For the past several years Merlot has taken a hammering from wine writers. In the meantime it remains the most popular variety among South Africa’s red wine consumers. This is not as contradictory as it may seem. Most critics focus their attention on wines selling in the rarefied atmosphere of R150+ per bottle whereas more than half of all red wine in South Africa is on shelf for under R50.
There’s no doubt that part of merlot’s appeal to people who are regular everyday wine drinkers is the idea of it: soft-tannined, easy drinking and accessible. Unlike cabernet which is understood to be a cultivar that needs to evolve in the bottle, merlot is expected to deliver bucketloads of fruit the moment the cork is drawn. Since people tend to taste what they are expecting – at least when it comes to wine (and anyone who doubts this generalisation can google the reams of research which substantiates it), the sales of merlot flourish – at least in part – because the punters believe that it’s juicy and consumer-friendly.
The serious merlot producers on the other hand have been battling with the cultivar’s negative press. Its critics point out that many of the more premium examples are either unpleasantly green, or overripe and porty. Winemakers hoping to steer a course between the two positions tend to produce wines which reflect the compromises they must make: super-ripe berry notes underpinned by chewy herbal textures. Our leading producers regularly host workshops to see how best they can manage its idiosyncrasies in the South African context. Today (4th August) they are being addressed by the world’s most famous merlot producer – or at least the winemaker (Olivier Berrouet) at the world’s most famous merlot-based estate, Chateau Petrus.

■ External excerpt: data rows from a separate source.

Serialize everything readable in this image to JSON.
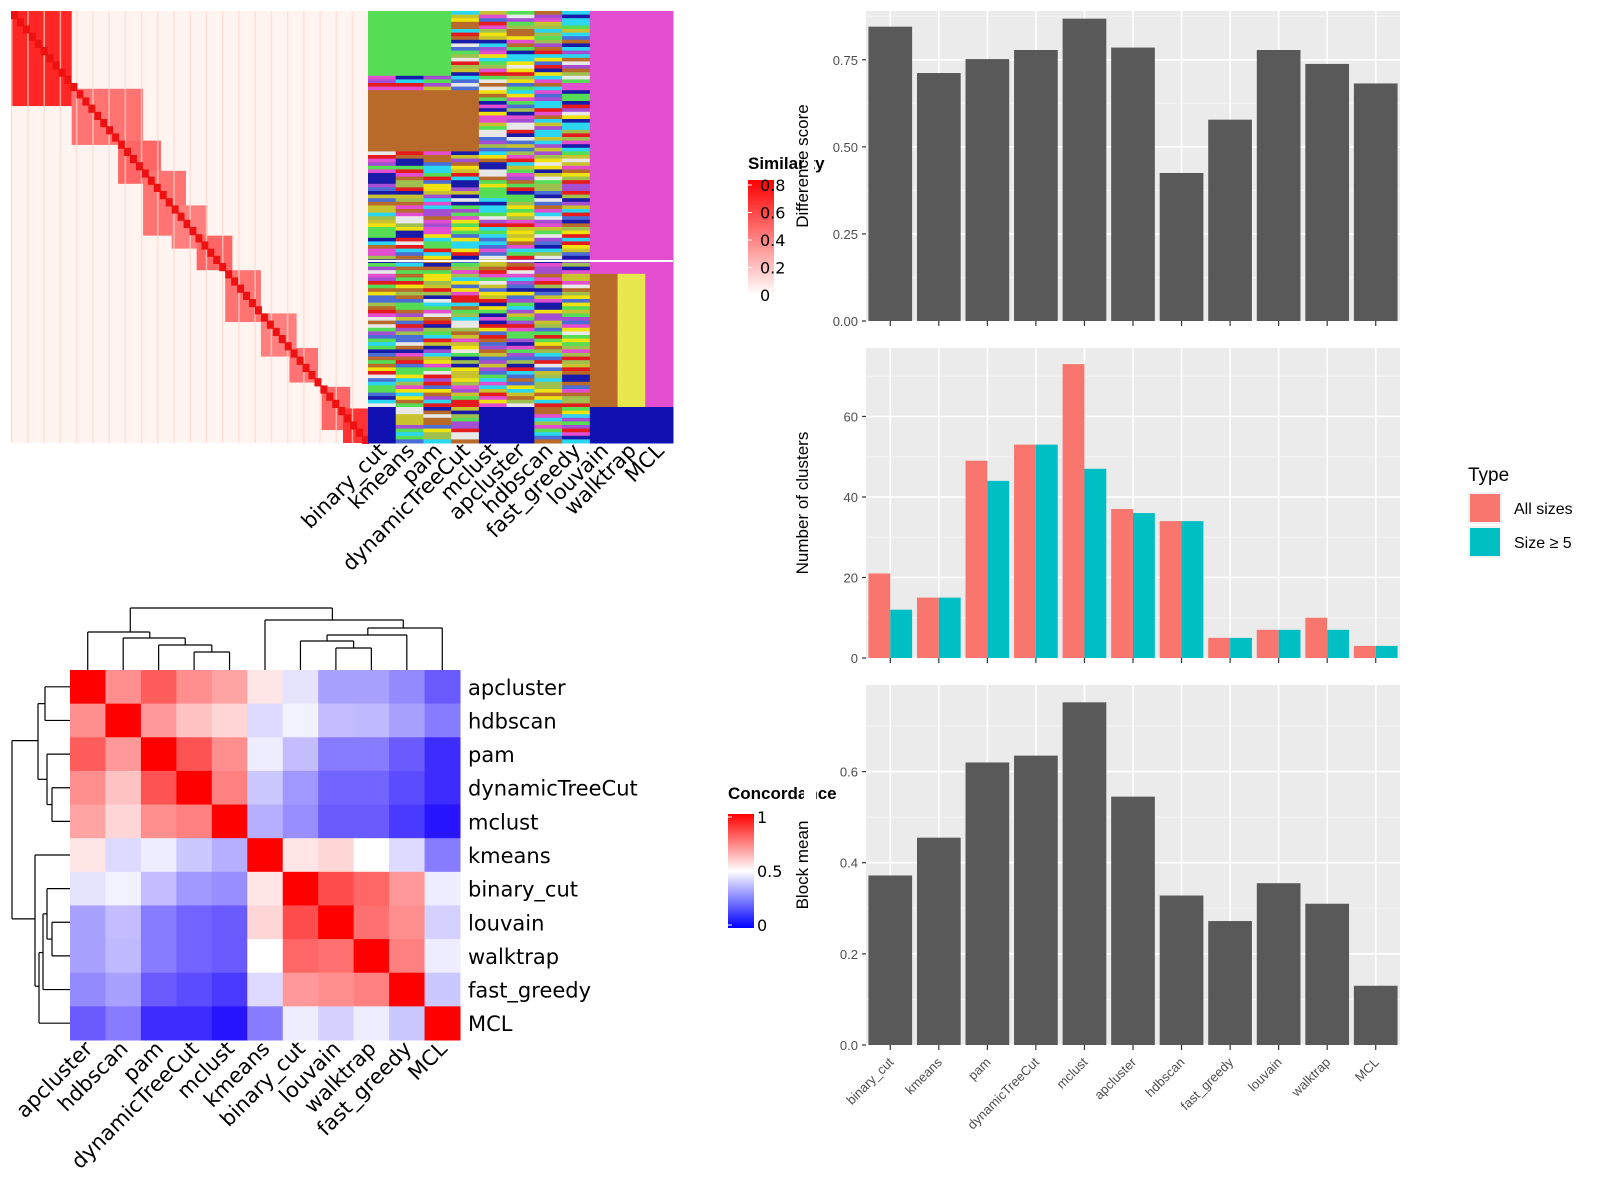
{
  "chart_data": [
    {
      "type": "heatmap",
      "panel": "similarity-matrix-with-cluster-annotations",
      "columns": [
        "binary_cut",
        "kmeans",
        "pam",
        "dynamicTreeCut",
        "mclust",
        "apcluster",
        "hdbscan",
        "fast_greedy",
        "louvain",
        "walktrap",
        "MCL"
      ],
      "legend_title": "Similarity",
      "legend_ticks": [
        "0.8",
        "0.6",
        "0.4",
        "0.2",
        "0"
      ],
      "colors": {
        "high": "#ff0000",
        "low": "#ffffff"
      }
    },
    {
      "type": "heatmap",
      "panel": "concordance",
      "labels": [
        "apcluster",
        "hdbscan",
        "pam",
        "dynamicTreeCut",
        "mclust",
        "kmeans",
        "binary_cut",
        "louvain",
        "walktrap",
        "fast_greedy",
        "MCL"
      ],
      "values": [
        [
          1.0,
          0.72,
          0.82,
          0.72,
          0.68,
          0.55,
          0.44,
          0.3,
          0.3,
          0.25,
          0.15
        ],
        [
          0.72,
          1.0,
          0.7,
          0.62,
          0.58,
          0.42,
          0.47,
          0.36,
          0.35,
          0.3,
          0.22
        ],
        [
          0.82,
          0.7,
          1.0,
          0.84,
          0.72,
          0.46,
          0.36,
          0.22,
          0.22,
          0.15,
          0.05
        ],
        [
          0.72,
          0.62,
          0.84,
          1.0,
          0.75,
          0.38,
          0.28,
          0.17,
          0.17,
          0.12,
          0.05
        ],
        [
          0.68,
          0.58,
          0.72,
          0.75,
          1.0,
          0.33,
          0.26,
          0.15,
          0.15,
          0.08,
          0.0
        ],
        [
          0.55,
          0.42,
          0.46,
          0.38,
          0.33,
          1.0,
          0.55,
          0.58,
          0.5,
          0.42,
          0.22
        ],
        [
          0.44,
          0.47,
          0.36,
          0.28,
          0.26,
          0.55,
          1.0,
          0.85,
          0.8,
          0.7,
          0.46
        ],
        [
          0.3,
          0.36,
          0.22,
          0.17,
          0.15,
          0.58,
          0.85,
          1.0,
          0.78,
          0.72,
          0.4
        ],
        [
          0.3,
          0.35,
          0.22,
          0.17,
          0.15,
          0.5,
          0.8,
          0.78,
          1.0,
          0.75,
          0.46
        ],
        [
          0.25,
          0.3,
          0.15,
          0.12,
          0.08,
          0.42,
          0.7,
          0.72,
          0.75,
          1.0,
          0.38
        ],
        [
          0.15,
          0.22,
          0.05,
          0.05,
          0.0,
          0.22,
          0.46,
          0.4,
          0.46,
          0.38,
          1.0
        ]
      ],
      "legend_title": "Concordance",
      "legend_ticks": [
        "1",
        "0.5",
        "0"
      ],
      "colors": {
        "high": "#ff0000",
        "mid": "#ffffff",
        "low": "#0000ff"
      }
    },
    {
      "type": "bar",
      "categories": [
        "binary_cut",
        "kmeans",
        "pam",
        "dynamicTreeCut",
        "mclust",
        "apcluster",
        "hdbscan",
        "fast_greedy",
        "louvain",
        "walktrap",
        "MCL"
      ],
      "values": [
        0.845,
        0.712,
        0.752,
        0.778,
        0.868,
        0.785,
        0.425,
        0.578,
        0.778,
        0.738,
        0.682
      ],
      "ylabel": "Difference score",
      "ylim": [
        0,
        0.89
      ],
      "yticks": [
        0.0,
        0.25,
        0.5,
        0.75
      ],
      "ytick_labels": [
        "0.00",
        "0.25",
        "0.50",
        "0.75"
      ],
      "color": "#595959"
    },
    {
      "type": "bar",
      "categories": [
        "binary_cut",
        "kmeans",
        "pam",
        "dynamicTreeCut",
        "mclust",
        "apcluster",
        "hdbscan",
        "fast_greedy",
        "louvain",
        "walktrap",
        "MCL"
      ],
      "series": [
        {
          "name": "All sizes",
          "values": [
            21,
            15,
            49,
            53,
            73,
            37,
            34,
            5,
            7,
            10,
            3
          ],
          "color": "#F8766D"
        },
        {
          "name": "Size ≥ 5",
          "values": [
            12,
            15,
            44,
            53,
            47,
            36,
            34,
            5,
            7,
            7,
            3
          ],
          "color": "#00BFC4"
        }
      ],
      "ylabel": "Number of clusters",
      "ylim": [
        0,
        77
      ],
      "yticks": [
        0,
        20,
        40,
        60
      ],
      "legend_title": "Type"
    },
    {
      "type": "bar",
      "categories": [
        "binary_cut",
        "kmeans",
        "pam",
        "dynamicTreeCut",
        "mclust",
        "apcluster",
        "hdbscan",
        "fast_greedy",
        "louvain",
        "walktrap",
        "MCL"
      ],
      "values": [
        0.372,
        0.455,
        0.62,
        0.635,
        0.752,
        0.545,
        0.328,
        0.272,
        0.355,
        0.31,
        0.13
      ],
      "ylabel": "Block mean",
      "ylim": [
        0,
        0.79
      ],
      "yticks": [
        0.0,
        0.2,
        0.4,
        0.6
      ],
      "ytick_labels": [
        "0.0",
        "0.2",
        "0.4",
        "0.6"
      ],
      "color": "#595959"
    }
  ]
}
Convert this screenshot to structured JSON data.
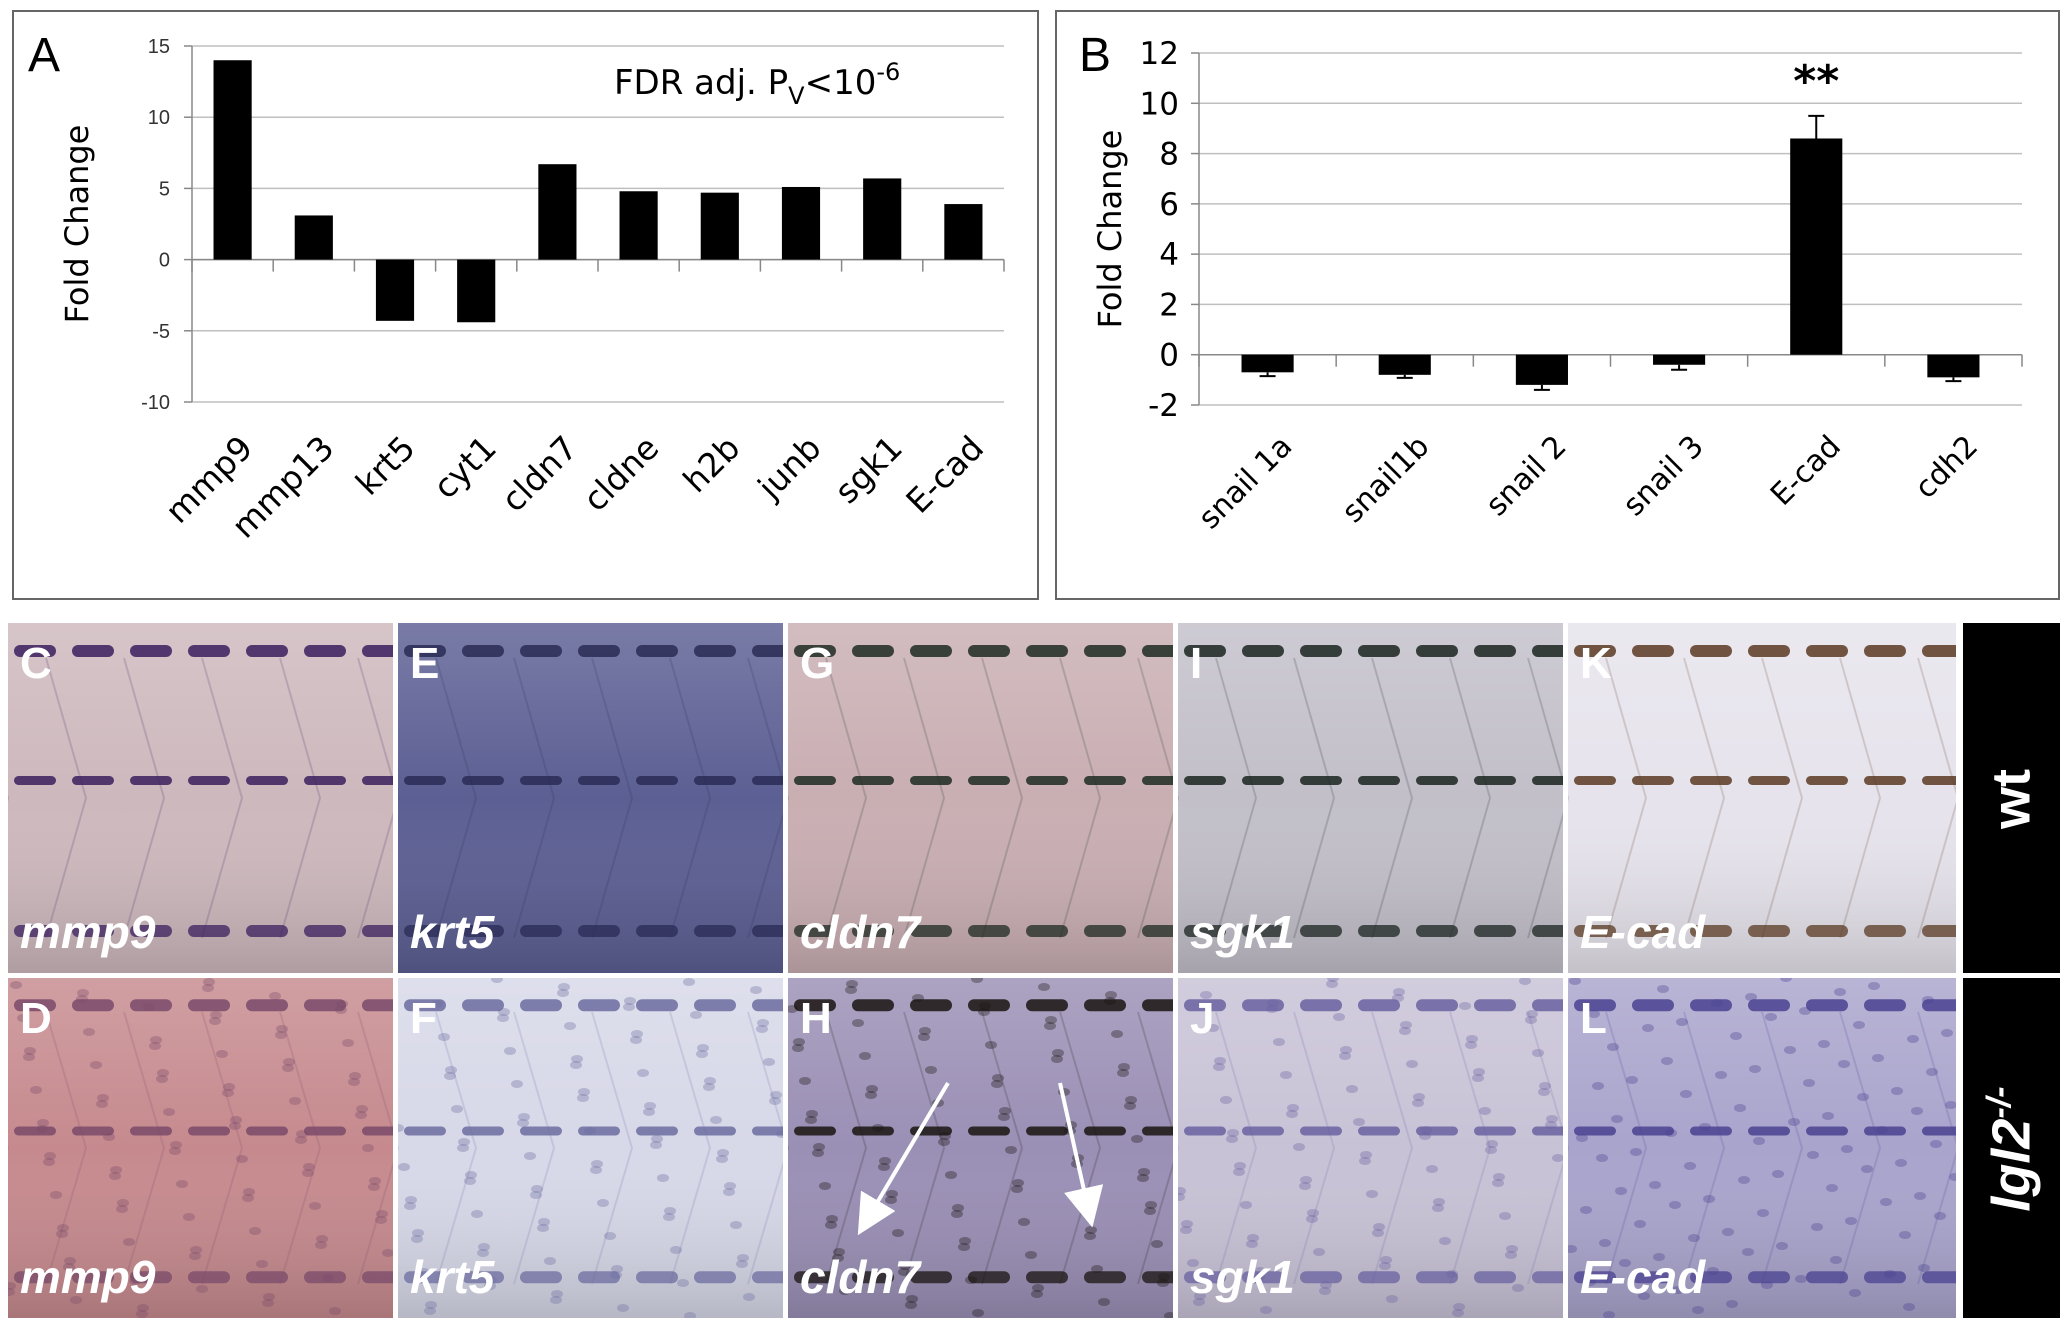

This is therefore an opportune time for me to look at the examples which have lately made a positive impression – and to acknowledge the work that has been done with Cape merlots has produced some very positive results. Take the Protea 2015 for instance. This is a wine (like all the others in this great value range) which retails for about R70 per bottle. Fresh, savoury, with creamy tannins and real vinosity (despite its youth) it scored an impressive 88 points, tasted blind. There’s nothing of comparable value about: to find a merlot closer to the 90 point mark (and in this case, right on it) you need to look to roughly three times the selling price. For this you get the Rust en Vrede Merlot 2015, which is palpably bigger and richer, without a significant loss of freshness. Weighty, textured and indisputably ripe, it’s not everyone’s idea of an easy to drink wine. However, it is savoury rather than porty, and something of a classic in the big and bold style.
Of course, not all merlots have to be accessible and showing well within a year or two of coming to market. The De Grendel 2015, for example, still has a hint of almost cabernet-like greenness: not hard, chewy, unripe tannin, but rather a distinctive herbal note, reminiscent of Right Bank Bordeaux wines that have been made for French rather than new world consumers. The Vilafonte Series “M” (which is merlot and malbec dominated) has none of the greener notes, but needs as much time to evolve if it’s to justify the investment in complexity which comes with its terroir and winemaking.
Finally, the industry’s undisputed benchmark – the Shannon Mount Bullet (the 2013 of which I scored at 90 in a blind tasting two weeks back) – balances ripe plum and mulberry aromas with real textural nuance. Stylistically this is, I guess, the Grail for merlot: opulence balanced with freshness, intricacy and persistence lighting up the finish. You don’t see it very often, not even in its heartland of Pomerol, but when you do, it’s possible to understand how even the R50 bottle of everyday drinking wine can be imbued with the aura of Petrus.